7

I had a discussion with a co-worker about interface members having parameters that some implementations don't use.

Say I have an interface

interface IDoctor
{
    string GetMedicalOpinion(Age age, Weight weight, SleepSchedule sleepSchedule, Symptom symptom)
}

Implementations of IDoctor won't necessarily use every method parameter:

class BadDoctor : IDoctor
{
    string GetMedicalOpinion(Age age, Weight weight, SleepSchedule sleepSchedule, Symptom symptom)
    {
        if (Symptom == Symptoms.Fatigue)
            return "You're sick!";
        return "You're okay."
    }
}

My co-worker thinks that the interface is poorly defined because there are implementations that don't use every method parameter.

I think this is fine. Having one method with all of the parameters gives us polymorphism -- we can swap in IDoctors of varying competence without modifying the surrounding code. Also, the parameters are immutable data, so consumers shouldn't have any expectation that the function does anything other than return a string. Finally, the parameters are all things that consumers should have naturally, so providing the info isn't a burden on consumers.

Does this violate contemporary design principles? Is there really a problem with interface members having parameters that are used by some implementations, but ignored by others?

3
  • 2
    How would your coworker define the interface, assumed there are other implementations which need all parameters?
    – Doc Brown
    Commented May 14, 2016 at 14:54
  • 1
    Perhaps you can move some parameters to construction arguments if they are only used by specific implementations
    – Ewan
    Commented May 14, 2016 at 15:01
  • @Ewan I don't like that approach. The interface is named IDoctor, not IDoctorService. If I had a class implementing the IDoctor interface taking Symptoms as a constructor parameter, I would assume the symptoms actually belong to the doctor and not the patient the doctor is supposed to inspect. Also what do you do if you want to inspect more patients with the same doctor? It becomes impossible to do.
    – Andy
    Commented May 14, 2016 at 16:41

2 Answers 2

11

I think the main problem is actually caused due to a reason that has been widely discussed recently on this exact board, Should we avoid custom objects as parameters?

In order to call the method you defined, you inherently need to deconstruct the object the attributes belong to.
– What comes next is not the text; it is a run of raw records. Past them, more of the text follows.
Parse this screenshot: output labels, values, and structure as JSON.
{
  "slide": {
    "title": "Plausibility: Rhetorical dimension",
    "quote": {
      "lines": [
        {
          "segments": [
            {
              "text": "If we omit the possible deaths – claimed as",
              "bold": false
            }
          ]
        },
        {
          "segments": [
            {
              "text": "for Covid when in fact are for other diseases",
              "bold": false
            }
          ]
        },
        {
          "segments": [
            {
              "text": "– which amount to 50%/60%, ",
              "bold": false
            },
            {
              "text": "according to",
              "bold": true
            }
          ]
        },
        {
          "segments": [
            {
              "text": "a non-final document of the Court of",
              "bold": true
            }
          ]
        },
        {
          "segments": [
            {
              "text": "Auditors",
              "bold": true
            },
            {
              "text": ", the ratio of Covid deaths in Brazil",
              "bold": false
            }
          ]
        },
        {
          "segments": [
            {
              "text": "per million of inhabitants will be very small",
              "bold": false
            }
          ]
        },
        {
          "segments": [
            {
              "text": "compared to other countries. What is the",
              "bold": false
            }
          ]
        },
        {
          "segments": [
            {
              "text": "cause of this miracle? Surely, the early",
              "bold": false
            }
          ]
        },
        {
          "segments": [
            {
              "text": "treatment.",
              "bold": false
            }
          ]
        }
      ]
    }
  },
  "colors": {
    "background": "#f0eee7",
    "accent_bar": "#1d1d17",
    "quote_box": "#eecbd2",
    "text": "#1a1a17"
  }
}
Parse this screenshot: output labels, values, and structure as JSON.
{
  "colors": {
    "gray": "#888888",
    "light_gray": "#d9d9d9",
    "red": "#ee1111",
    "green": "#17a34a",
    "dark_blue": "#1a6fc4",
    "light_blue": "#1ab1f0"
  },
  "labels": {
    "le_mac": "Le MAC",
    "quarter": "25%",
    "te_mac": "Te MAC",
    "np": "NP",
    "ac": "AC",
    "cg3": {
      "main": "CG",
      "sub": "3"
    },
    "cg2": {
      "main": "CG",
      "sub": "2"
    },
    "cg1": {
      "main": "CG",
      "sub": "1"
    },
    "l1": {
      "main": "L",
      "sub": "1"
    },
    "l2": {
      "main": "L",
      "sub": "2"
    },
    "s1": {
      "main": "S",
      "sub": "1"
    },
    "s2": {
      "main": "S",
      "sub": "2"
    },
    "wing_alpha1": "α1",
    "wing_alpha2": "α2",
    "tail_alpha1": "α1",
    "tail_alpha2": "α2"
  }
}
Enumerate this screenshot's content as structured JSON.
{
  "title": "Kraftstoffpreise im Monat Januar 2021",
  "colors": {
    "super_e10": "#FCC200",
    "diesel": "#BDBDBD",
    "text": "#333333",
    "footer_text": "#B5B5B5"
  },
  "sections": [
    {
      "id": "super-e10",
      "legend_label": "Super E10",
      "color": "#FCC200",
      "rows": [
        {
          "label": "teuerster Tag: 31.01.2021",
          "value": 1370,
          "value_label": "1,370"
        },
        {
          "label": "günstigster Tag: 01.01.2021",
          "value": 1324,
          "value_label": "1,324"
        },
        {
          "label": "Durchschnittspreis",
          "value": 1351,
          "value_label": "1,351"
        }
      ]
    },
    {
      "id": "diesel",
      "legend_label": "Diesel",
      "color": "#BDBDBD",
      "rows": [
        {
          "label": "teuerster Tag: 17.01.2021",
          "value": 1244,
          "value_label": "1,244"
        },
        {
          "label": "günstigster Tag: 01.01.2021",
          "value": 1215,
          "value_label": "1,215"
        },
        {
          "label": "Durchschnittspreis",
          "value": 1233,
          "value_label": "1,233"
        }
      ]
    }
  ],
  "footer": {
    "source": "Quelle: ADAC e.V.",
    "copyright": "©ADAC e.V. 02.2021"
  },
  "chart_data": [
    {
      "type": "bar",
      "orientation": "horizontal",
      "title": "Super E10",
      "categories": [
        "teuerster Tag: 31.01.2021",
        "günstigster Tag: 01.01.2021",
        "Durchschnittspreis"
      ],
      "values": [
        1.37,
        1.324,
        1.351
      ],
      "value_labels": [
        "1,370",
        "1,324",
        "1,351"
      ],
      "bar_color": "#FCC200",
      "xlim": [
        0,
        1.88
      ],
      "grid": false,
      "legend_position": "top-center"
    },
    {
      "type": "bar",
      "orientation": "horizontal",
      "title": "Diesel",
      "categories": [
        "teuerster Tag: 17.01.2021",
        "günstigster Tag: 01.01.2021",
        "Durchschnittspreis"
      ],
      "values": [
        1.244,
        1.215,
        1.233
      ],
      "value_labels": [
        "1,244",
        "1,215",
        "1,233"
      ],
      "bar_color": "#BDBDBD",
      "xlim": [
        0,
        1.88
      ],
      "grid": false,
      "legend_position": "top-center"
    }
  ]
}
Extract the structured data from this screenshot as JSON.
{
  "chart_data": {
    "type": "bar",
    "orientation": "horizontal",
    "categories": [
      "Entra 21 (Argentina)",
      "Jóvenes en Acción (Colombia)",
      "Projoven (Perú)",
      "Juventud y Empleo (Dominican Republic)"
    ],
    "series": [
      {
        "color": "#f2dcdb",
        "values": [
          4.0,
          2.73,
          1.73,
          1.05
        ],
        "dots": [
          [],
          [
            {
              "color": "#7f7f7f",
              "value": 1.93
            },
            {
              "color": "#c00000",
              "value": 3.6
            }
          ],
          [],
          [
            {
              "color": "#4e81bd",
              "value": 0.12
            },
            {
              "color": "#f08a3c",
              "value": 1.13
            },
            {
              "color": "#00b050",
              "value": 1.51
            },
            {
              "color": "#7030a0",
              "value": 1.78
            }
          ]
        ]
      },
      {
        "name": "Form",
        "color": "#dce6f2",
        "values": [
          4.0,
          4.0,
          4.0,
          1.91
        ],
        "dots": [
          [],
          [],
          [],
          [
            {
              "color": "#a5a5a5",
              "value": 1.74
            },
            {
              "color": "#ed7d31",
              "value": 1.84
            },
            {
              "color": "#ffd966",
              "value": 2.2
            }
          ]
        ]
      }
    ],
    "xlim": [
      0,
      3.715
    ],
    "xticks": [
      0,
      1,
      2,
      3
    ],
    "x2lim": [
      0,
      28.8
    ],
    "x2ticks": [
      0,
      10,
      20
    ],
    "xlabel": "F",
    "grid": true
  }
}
By changing the method signature to the one in the following example, you eliminate the need to pass unused parameters.

interface IDoctor
{
    string DetermineMedicalState(IPatient patient);
}

It really seems like all the properties you are passing belong to one patient anyway, so keep them together in an object. That's what objects are also used for, to reduce the number of parameters.

With this approach you know the method accepts an IPatient variable and couldn't care less which type of doctor extracts which information from it.


To answer the questions you asked, I don't really think the initial design violates any rules, as long as it respects the contract given by the interface. But it's not an elegant design either and perhaps not even the right one.

By passing an IPatient object you still have polymorphism at hand, thus haven't lost anything.

1
  • 1
    This is one of those cases where passing the Doctor a Patient is the right level of abstraction. This may or may not be true of OP's real code. ++
    – RubberDuck
    Commented May 14, 2016 at 17:26
6

Does this violate contemporary design principles?

No.

Is there really a problem with interface members having parameters that are used by some implementations, but ignored by others?

Not by the fact alone. But if you have 10 different interface implementations, and 9 of them use only parameter 1 and 2, and implementation number 10 is the only one using parameters 3 and 4, that might be an indication that the responsibilities are not cut down in an optimal fashion. If you see such a design, you can ask yourself if the abstraction defined by the interface is fine. Maybe you can move parameter 3 and 4 to the constructor of class 10, as suggested by @Ewan. You should also check if the implementations conform to the Liskov Substition Priciple. But in both cases, you might come to the answer "yes", and let the interface exactly as it is.

This nothing which can be simply decided by counting parameter usage - you have to look at the real code, the function and class names and make a decision based on that information.

1
  • "This is nothing which can be simply decided by counting parameter usage" -- this is the point I was trying to make. I think unused parameters are fine as long as their inclusion isn't surprising and they aren't there to haphazardly thread information through the program. Of course there are bigger design concerns, but there should not be a strict rule against this just on principle.